In the later part of the 1990s, 'paradigm shift' emerged as a buzzword, popularized as marketing speak and appearing more frequently in print and publication. In his book Mind The Gaffe, author Larry Trask advises readers to refrain from using it, and to use caution when reading anything that contains the phrase. It is referred to in several articles and books as abused and overused to the point of becoming meaningless.

Science and paradigm shift

A common misinterpretation of paradigms is the belief that the discovery of paradigm shifts and the dynamic nature of science (with its many opportunities for subjective judgments by scientists) are a case for relativism:  the view that all kinds of belief systems are equal. Kuhn vehemently denies this interpretation and states that when a scientific paradigm is replaced by a new one, albeit through a complex social process, the new one is always better, not just different.

These claims of relativism are, however, tied to another claim that Kuhn does at least somewhat endorse: that the language and theories of different paradigms cannot be translated into one another or rationally evaluated against one another — that they are incommensurable. This gave rise to much talk of different peoples and cultures having radically different worldviews or conceptual schemes — so different that whether or not one was better, they could not be understood by one another.
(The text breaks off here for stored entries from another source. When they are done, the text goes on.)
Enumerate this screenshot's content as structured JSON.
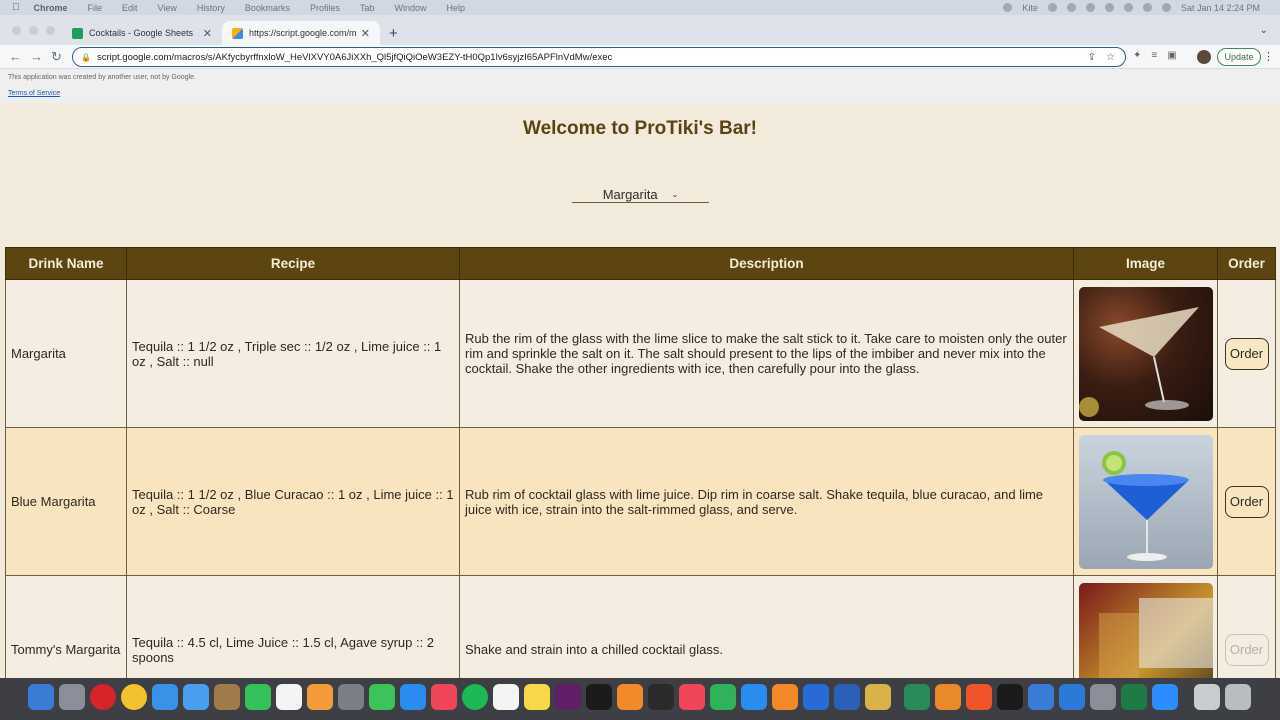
{
  "menubar": {
    "apple": "",
    "items": [
      "Chrome",
      "File",
      "Edit",
      "View",
      "History",
      "Bookmarks",
      "Profiles",
      "Tab",
      "Window",
      "Help"
    ],
    "status": {
      "kite": "Kite",
      "datetime": "Sat Jan 14  2:24 PM"
    }
  },
  "tabs": [
    {
      "title": "Cocktails - Google Sheets"
    },
    {
      "title": "https://script.google.com/mac"
    }
  ],
  "toolbar": {
    "url": "script.google.com/macros/s/AKfycbyrffnxloW_HeVlXVY0A6JiXXh_Ql5jfQiQiOeW3EZY-tH0Qp1lv6syjzI65APFlnVdMw/exec",
    "update_label": "Update"
  },
  "banner": {
    "note": "This application was created by another user, not by Google.",
    "terms": "Terms of Service"
  },
  "page": {
    "title": "Welcome to ProTiki's Bar!",
    "selected_drink": "Margarita"
  },
  "table": {
    "headers": [
      "Drink Name",
      "Recipe",
      "Description",
      "Image",
      "Order"
    ],
    "rows": [
      {
        "name": "Margarita",
        "recipe": "Tequila :: 1 1/2 oz , Triple sec :: 1/2 oz , Lime juice :: 1 oz , Salt :: null",
        "description": "Rub the rim of the glass with the lime slice to make the salt stick to it. Take care to moisten only the outer rim and sprinkle the salt on it. The salt should present to the lips of the imbiber and never mix into the cocktail. Shake the other ingredients with ice, then carefully pour into the glass.",
        "order": "Order"
      },
      {
        "name": "Blue Margarita",
        "recipe": "Tequila :: 1 1/2 oz , Blue Curacao :: 1 oz , Lime juice :: 1 oz , Salt :: Coarse",
        "description": "Rub rim of cocktail glass with lime juice. Dip rim in coarse salt. Shake tequila, blue curacao, and lime juice with ice, strain into the salt-rimmed glass, and serve.",
        "order": "Order"
      },
      {
        "name": "Tommy's Margarita",
        "recipe": "Tequila :: 4.5 cl, Lime Juice :: 1.5 cl, Agave syrup :: 2 spoons",
        "description": "Shake and strain into a chilled cocktail glass.",
        "order": "Order"
      }
    ]
  }
}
However, the philosopher Donald Davidsonpublished a highly regarded essay in 1974, "On the Very Idea of a Conceptual Scheme" (Proceedings and Addresses of the American Philosophical Association, Vol. 47, (1973-1974), pp. 5–20) arguing that the notion that any languages or theories could be incommensurable with one another was itself incoherent. If this is correct, Kuhn's claims must be taken in a weaker sense than they often are. Furthermore, the hold of the Kuhnian analysis on social science has long been tenuous with the wide application of multi-paradigmatic approaches in order to understand complex human behaviour (see for example John Hassard, Sociology and Organization Theory: Positivism, Paradigm and Postmodernity. Cambridge University Press, 1993, ISBN 0521350344.)
Paradigm shifts tend to be most dramatic in sciences that appear to be stable and mature, as in physics at the end of the 19th century. At that time, physics seemed to be a discipline filling in the last few details of a largely worked-out system. In 1900, Lord Kelvin famously told an assemblage of physicists at the British Association for the Advancement of Science, "There is nothing new to be discovered in physics now. All that remains is more and more precise measurement."[3] Five years later, Albert Einstein published his paper on special relativity, which challenged the very simple set of rules laid down by Newtonian mechanics, which had been used to describe force and motion for over two hundred years.
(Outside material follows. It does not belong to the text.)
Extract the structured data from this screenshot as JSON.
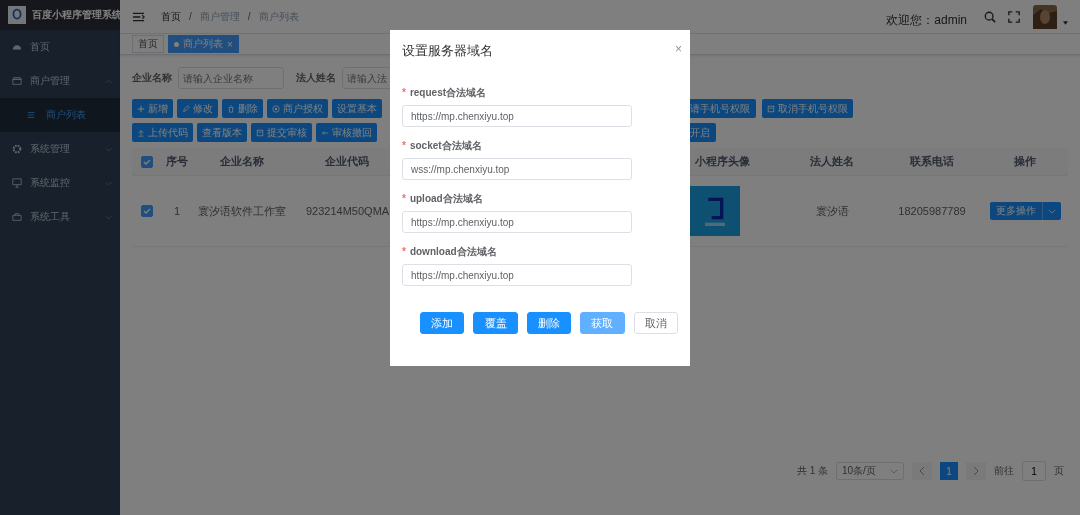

In The Structure of Scientific Revolutions, Kuhn wrote, "Successive transition from one paradigm to another via revolution is the usual developmental pattern of mature science." (p. 12) Kuhn's idea was itself revolutionary in its time, as it caused a major change in the way that academics talk about science. Thus, it could be argued that it caused or was itself part of a "paradigm shift" in the history and sociology of science. However, Kuhn would not recognise such a paradigm shift. In the social sciences, people can still use earlier ideas to discuss the history of science.